PARIS - Senegal struck a deal with wealthier countries on Thursday that will see it get an initial 2.5 billion euros ($2.74 billion) in finance to develop renewable energy and speed up its transition to a low-carbon economy.

The Senegal Just Energy Transition Partnership (JETP), backed by France, Germany, the European Union, the United Kingdom and Canada, comes as richer countries are urged to do more to help poorer peers in the fight against climate change.

The money will be used to help Senegal achieve its target of 40% of installed capacity from renewable energies by 2030, and a draft investment plan will be finalised within 12 months. "We think that if this is mobilised we can achieve, if not exceed this objective," Sall said at the Summit for a New Global Financial Pact in Paris, adding that renewable energy currently accounts for 31% of Senegal's capacity.

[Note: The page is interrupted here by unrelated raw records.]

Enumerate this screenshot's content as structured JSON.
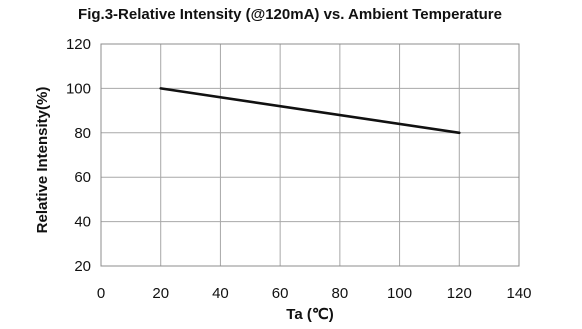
{
  "chart_data": {
    "type": "line",
    "title": "Fig.3-Relative Intensity (@120mA) vs. Ambient Temperature",
    "xlabel": "Ta (℃)",
    "ylabel": "Relative Intensity(%)",
    "xlim": [
      0,
      140
    ],
    "ylim": [
      20,
      120
    ],
    "xticks": [
      0,
      20,
      40,
      60,
      80,
      100,
      120,
      140
    ],
    "yticks": [
      20,
      40,
      60,
      80,
      100,
      120
    ],
    "grid": true,
    "series": [
      {
        "x": [
          20,
          120
        ],
        "y": [
          100,
          80
        ],
        "color": "#111111"
      }
    ]
  }
}
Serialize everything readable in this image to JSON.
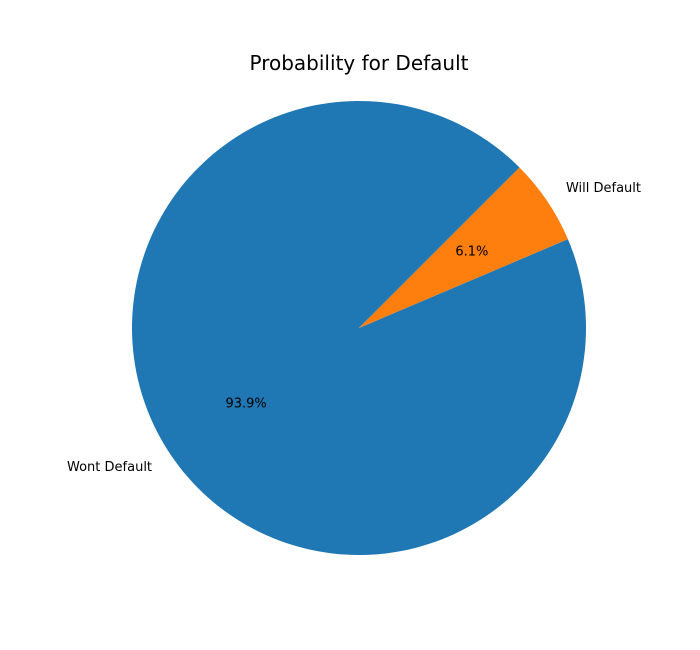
{
  "chart_data": {
    "type": "pie",
    "title": "Probability for Default",
    "slices": [
      {
        "label": "Wont Default",
        "value": 93.9,
        "pct_label": "93.9%",
        "color": "#1f77b4"
      },
      {
        "label": "Will Default",
        "value": 6.1,
        "pct_label": "6.1%",
        "color": "#ff7f0e"
      }
    ],
    "legend": false
  }
}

So-called JETPs, spearheaded by a deal with South Africa at a U.N. summit in 2021, have emerged as a key mechanism for mobilising public and private finance to help developing countries shift away from fossil fuels.

The rich, heavy emitting nations providing the finance in these deals are increasingly under pressure to help poorer countries speed up their transition to cleaner energy and to manage the effects of climate change.

The agreement with Senegal is the fourth JETP and follows deals with Indonesia, Vietnam and South Africa. The JETP with Senegal was being negotiated at the UN COP27 climate summit held in Egypt in November last year.

The $20 billion agreement last year to help Indonesia shut coal power plants was the biggest so far.

According to Thursday's statement, international partners and multi-lateral development banks will mobilise the 2.55 billion euros for Senegal in new and additional financing over an initial period of three to five years, starting this year.

More financing may be mobilised during and beyond this period to support Senegal's ambitions, it added.

"The current global financing system is not adequate," said Sall, who also bemoaned the cost of credit, calling on multi-lateral development banks to take into consideration current issues such as climate change and the high debts of low-income countries.